The following is a tentative list of topics to be covered in the course:
• Introduction
• Definition of fault tolerance
• Redundancy
• Applications of fault-tolerance
• Fundamentals of dependability
• Attributes: reliability, availability, safety
• Impairments: faults, errors and failures
• Means: fault prevention, removal and forecasting
• Dependability evaluation
• Common measures: failures rate, mean time to failure, mean time to repair, etc.
• Reliability block diagrams
• Markov processes
• Hardware redundancy
• Redundancy schemes
• Evaluation and comparison
• Applications
• Information redundancy
• Codes: linear, Hamming, cyclic, unordered, arithmetic, etc.
• Encoding and decoding techniques
• Applications
• Time redundancy
• Software fault tolerance
• Specific features
• Software fault tolerance techniques: N-version programming, recovery blocks, self-checking software, etc.

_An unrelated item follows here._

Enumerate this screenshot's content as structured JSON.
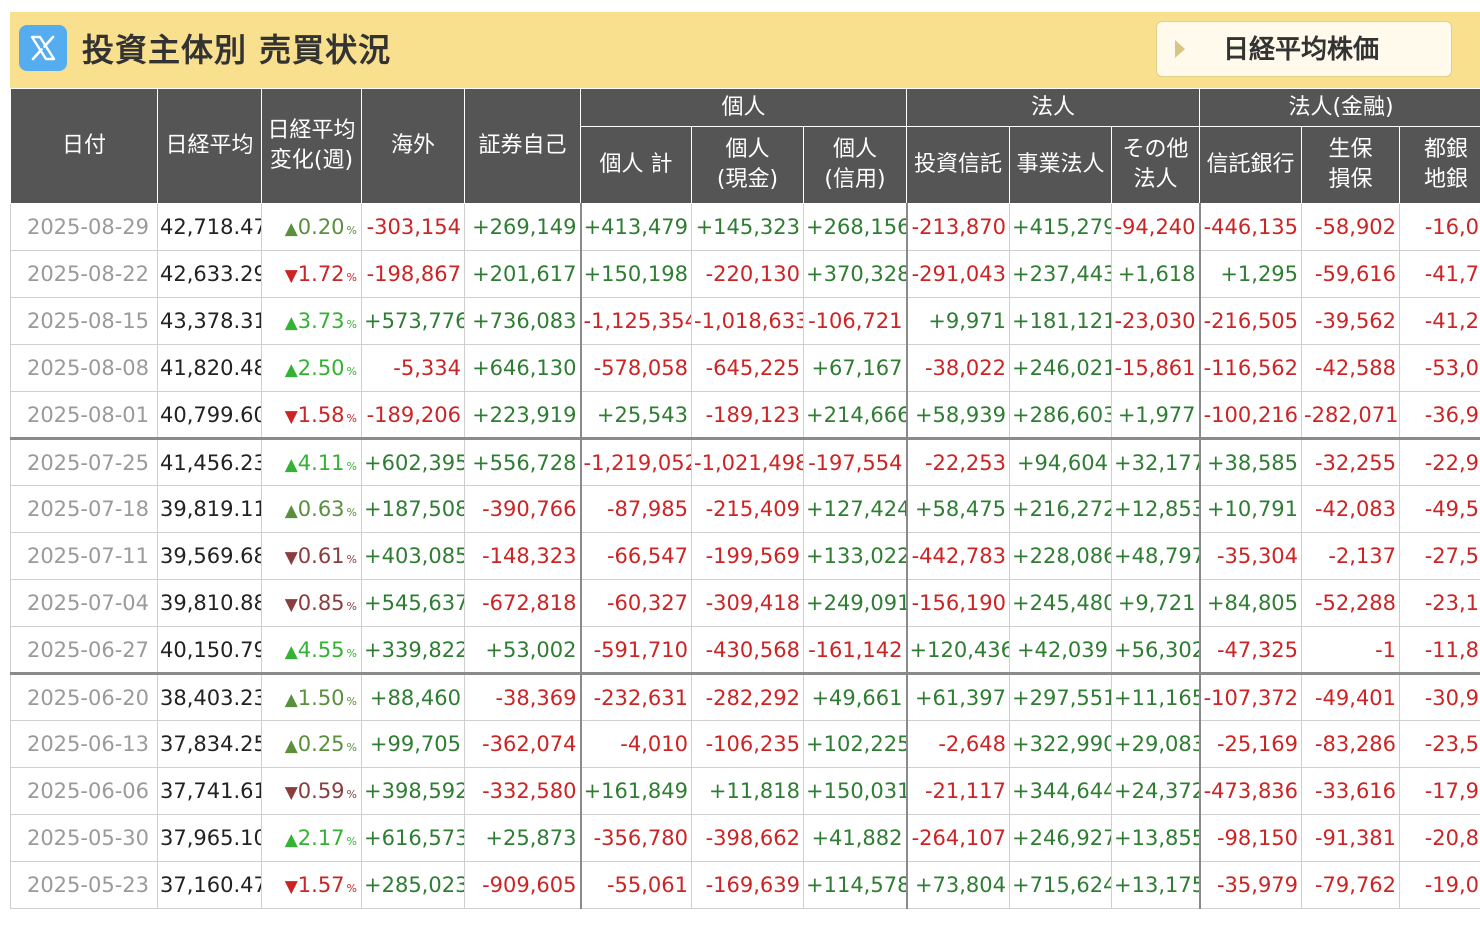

The aim of this course is to give doctoral students knowledge necessary to develop dependable systems. As our society becomes more and more reliant on computer, software and embedded systems, dependability of these systems becomes a critical issue. In airplanes, chemical plants or heart pace-makers a system's failure can cost people's lives or environmental disaster. After completing the course, the students should be able to demonstrate the knowledge and skills required to implement and evaluate various fault-tolerant approaches. More specifically, upon completion, students will be able to:
• Describe the state-of-the-art fault-tolerant design techniques. Justify their targeted applications and limitations. Describe how the dependability is assured in an exemplary application.
• Describe dependability means, attributes and impairments. Apply the knowledge to select a suitable set of attributes for a specific application scenario.
• Analyze and critically access the tradeoff among system dependability, performance, and cost. Exemplify some of the trade-offs that are available to designers of electronic and embedded systems.
• Explain the need for different redundancy techniques. Justify pros and contras of different redundancy techniques and select a suitable one for a specific application.
• Apply the knowledge to design a small electronic or embedded system with enhanced dependability. Explain how the dependability is assured in the system.